A new study out conducted among the DevSecOps community shows that Kubernetes use is rapidly growing within the enterprise, and not just within test or development environments. As organizations try to catch their breath with the rapid adoption rate, the security community is scrambling to adapt to containers and cloud native architectures as the new normal.
The Alcide Kubernetes survey queried 200 professionals from development, operations, security, and cloud architect teams. It found that 45% of companies are now running Kubernetes in production, with some 37% of organizations using hybrid or multi-cloud enviornments for their K8 clusters. The study showed that Kubernetes use in production rose by 120% in the last year.
The most common driver of adoption was the implementation of microservices, which was cited by 60% of respondents. Approximately 53% said the need to improve innovation velocity and time to market was a major driver, and 44% cited application scaling.
This is among many signs that Kubernetes will continue to evolve as "the 'Linux of the cloud,'" says Ben Newton of Sumo Logic, who believes that in 2019 it became clear that Kubernetes won the cloud orchestration war.
"Today, all the major cloud providers - Amazon, Google and Microsoft - all offer a managed Kubernetes service," says Newton. "As multi-cloud adoption continues to accelerate its been highly correlated with higher Kubernetes adoption. Kubernetes will continue to remain an orchestration tool of choice as it offers broad multi-cloud support and can be leveraged by many organizations to run applications across on-prem and cloud environments."

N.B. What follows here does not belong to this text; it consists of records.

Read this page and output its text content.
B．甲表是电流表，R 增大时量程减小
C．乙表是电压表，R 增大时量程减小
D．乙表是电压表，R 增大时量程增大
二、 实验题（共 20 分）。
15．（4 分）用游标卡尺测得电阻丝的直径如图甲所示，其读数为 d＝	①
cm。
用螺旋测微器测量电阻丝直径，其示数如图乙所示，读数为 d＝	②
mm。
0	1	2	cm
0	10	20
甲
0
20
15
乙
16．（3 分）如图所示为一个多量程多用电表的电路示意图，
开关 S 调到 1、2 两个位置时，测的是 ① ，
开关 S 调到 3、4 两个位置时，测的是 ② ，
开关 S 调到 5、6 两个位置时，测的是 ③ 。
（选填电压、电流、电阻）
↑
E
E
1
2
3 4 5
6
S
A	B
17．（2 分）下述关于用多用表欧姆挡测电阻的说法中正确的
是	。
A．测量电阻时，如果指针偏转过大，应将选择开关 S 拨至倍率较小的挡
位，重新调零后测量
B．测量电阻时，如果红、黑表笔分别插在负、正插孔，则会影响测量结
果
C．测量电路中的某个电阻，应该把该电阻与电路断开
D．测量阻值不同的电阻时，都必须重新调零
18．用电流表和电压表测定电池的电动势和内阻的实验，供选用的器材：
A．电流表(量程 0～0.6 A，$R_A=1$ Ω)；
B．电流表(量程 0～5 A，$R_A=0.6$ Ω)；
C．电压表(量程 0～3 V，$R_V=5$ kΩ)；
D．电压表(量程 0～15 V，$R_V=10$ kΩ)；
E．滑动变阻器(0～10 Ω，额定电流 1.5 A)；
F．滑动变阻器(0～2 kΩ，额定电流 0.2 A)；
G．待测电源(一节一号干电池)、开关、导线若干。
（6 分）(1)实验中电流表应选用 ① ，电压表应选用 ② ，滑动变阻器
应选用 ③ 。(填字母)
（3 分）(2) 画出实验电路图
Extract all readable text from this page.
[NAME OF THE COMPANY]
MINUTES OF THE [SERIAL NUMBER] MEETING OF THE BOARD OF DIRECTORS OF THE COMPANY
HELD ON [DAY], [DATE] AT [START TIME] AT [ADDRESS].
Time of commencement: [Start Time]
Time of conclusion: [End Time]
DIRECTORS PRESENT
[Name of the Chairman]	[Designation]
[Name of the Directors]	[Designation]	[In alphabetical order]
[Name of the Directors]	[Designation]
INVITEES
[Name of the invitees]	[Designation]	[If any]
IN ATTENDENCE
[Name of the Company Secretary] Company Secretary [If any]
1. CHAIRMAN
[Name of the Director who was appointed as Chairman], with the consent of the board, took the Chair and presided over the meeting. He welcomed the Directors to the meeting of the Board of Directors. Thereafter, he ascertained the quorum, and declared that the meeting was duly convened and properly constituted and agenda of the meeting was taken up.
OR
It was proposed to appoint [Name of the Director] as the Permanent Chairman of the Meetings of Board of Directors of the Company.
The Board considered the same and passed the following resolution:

In spite of this market-determined standardization on Kubernetes, many security teams still remain behind the eight-ball with regard to securing K8 clusters. Alcide explained in its report that a study of 5,000 Kubernetes deployments last year found that 89% of them encoded sensitive information like passwords in plain text when the applications should have been using Kubernetes Secrets. What's more, the study's data showed that over 75% of the scanned deployments used workloads that mounted high vulnerability host file systems such as /proc, while none of the surveyed environments exhibited any kind of segmentation using Kubernetes’ network policies.
"These findings confirmed the increasing complexity of multi-cluster Kubernetes environments and the prevailing lack of connectivity with DevOps workflows complicating efforts by SecOps teams to keep pace with Kubernetes vulnerabilities and best practices," the report explained.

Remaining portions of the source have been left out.